# How do you find the intervals of increasing and decreasing given y=-x^3+2x^2+2?

Aug 18, 2017

Well, the first derivative represents the slope of the graph of that equation at every point.

$\frac{\mathrm{dy}}{\mathrm{dx}} = - 3 {x}^{2} + 4 x$

And the function is increasing wherever this is > 0.

We can factor out x:

$\frac{\mathrm{dy}}{\mathrm{dx}} = x \left(- 3 x + 4\right)$

...and this tells us that the slope of the graph of this eq. is zero when x = 0 and $- 3 x + 4 = 0$, or $x = \frac{4}{3}$

These turn out to be the endpoints of the interval where the function is increasing, but you can do a little more analysis:

$\frac{\mathrm{dy}}{\mathrm{dx}} = x \left(- 3 x + 4\right) > 0$

Note that if x is < 0, then the term (-3x + 4) has to be > 0, since -3x is > 0 (since a negative number times a negative number is positive), and any positive number + 4 is also positive.

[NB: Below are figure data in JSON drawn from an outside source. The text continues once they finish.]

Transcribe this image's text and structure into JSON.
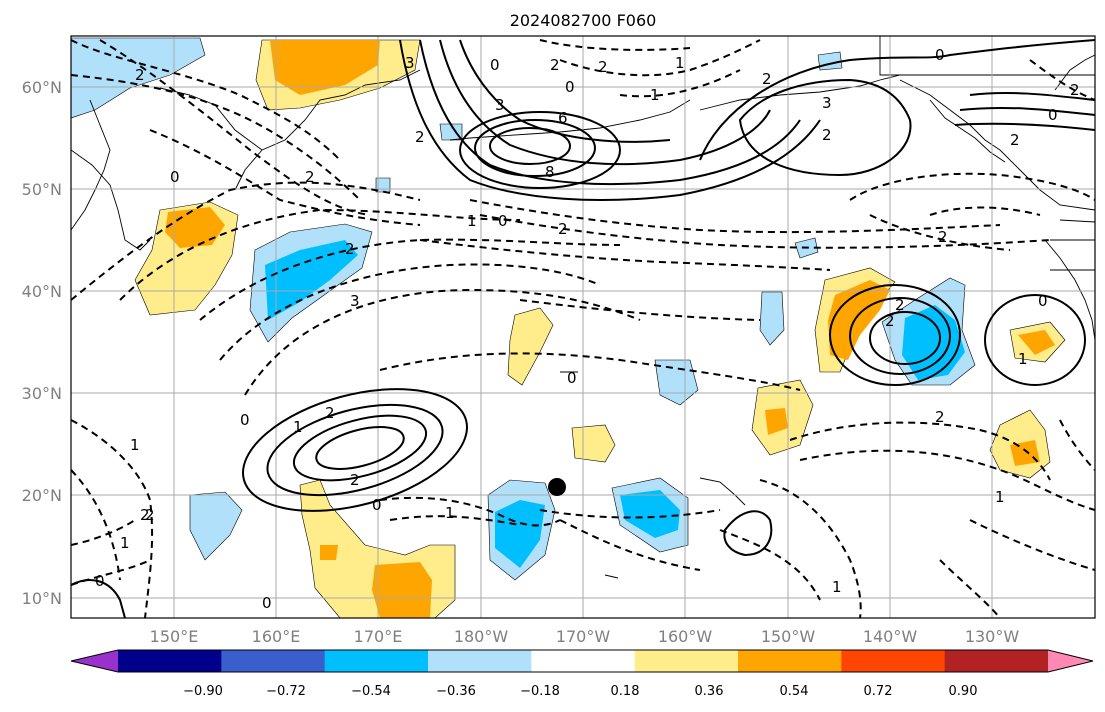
{
  "title": "2024082700 F060",
  "lat_labels": [
    "60°N",
    "50°N",
    "40°N",
    "30°N",
    "20°N",
    "10°N"
  ],
  "lon_labels": [
    "150°E",
    "160°E",
    "170°E",
    "180°W",
    "170°W",
    "160°W",
    "150°W",
    "140°W",
    "130°W"
  ],
  "colorbar": {
    "ticks": [
      "−0.90",
      "−0.72",
      "−0.54",
      "−0.36",
      "−0.18",
      "0.18",
      "0.36",
      "0.54",
      "0.72",
      "0.90"
    ],
    "colors": [
      "#9932cc",
      "#00008b",
      "#3a5fcd",
      "#00bfff",
      "#b0e0fa",
      "#ffffff",
      "#ffec8b",
      "#ffa500",
      "#ff4500",
      "#b22222",
      "#ff88b4"
    ]
  },
  "contour_labels": [
    "2",
    "3",
    "0",
    "2",
    "2",
    "1",
    "0",
    "2",
    "3",
    "6",
    "8",
    "3",
    "2",
    "0",
    "2",
    "1",
    "2",
    "0",
    "2",
    "0",
    "2",
    "1",
    "0",
    "2",
    "2",
    "2",
    "3",
    "2",
    "2",
    "0",
    "1",
    "0",
    "1",
    "2",
    "1",
    "2",
    "0",
    "1",
    "2",
    "2",
    "1",
    "0",
    "0",
    "1",
    "2",
    "0",
    "1"
  ],
  "marker": "storm-center-dot"
}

So then x (-3x+ 4) must be NEGATIVE, since a negative number (remember that x < 0) times a positive number is always negative.

So x is DECREASING in the interval where x < 0.

Now, look again at the term (-3x + 4).

if x is > 0, but less than 4/3, then this term is positive. If x is > 4/3, then $- 3 x + 4$ is negative, so therefore the slope ($x \left(- 3 x + 4\right)$)
will also be negative.

So, therefore 0 < x < 4/3 is the only interval where the original function $- {x}^{3} + 2 {x}^{2} + 2$ is increasing.

Or, you can cheat, by graphing the function, and picking out the increasing interval by eye.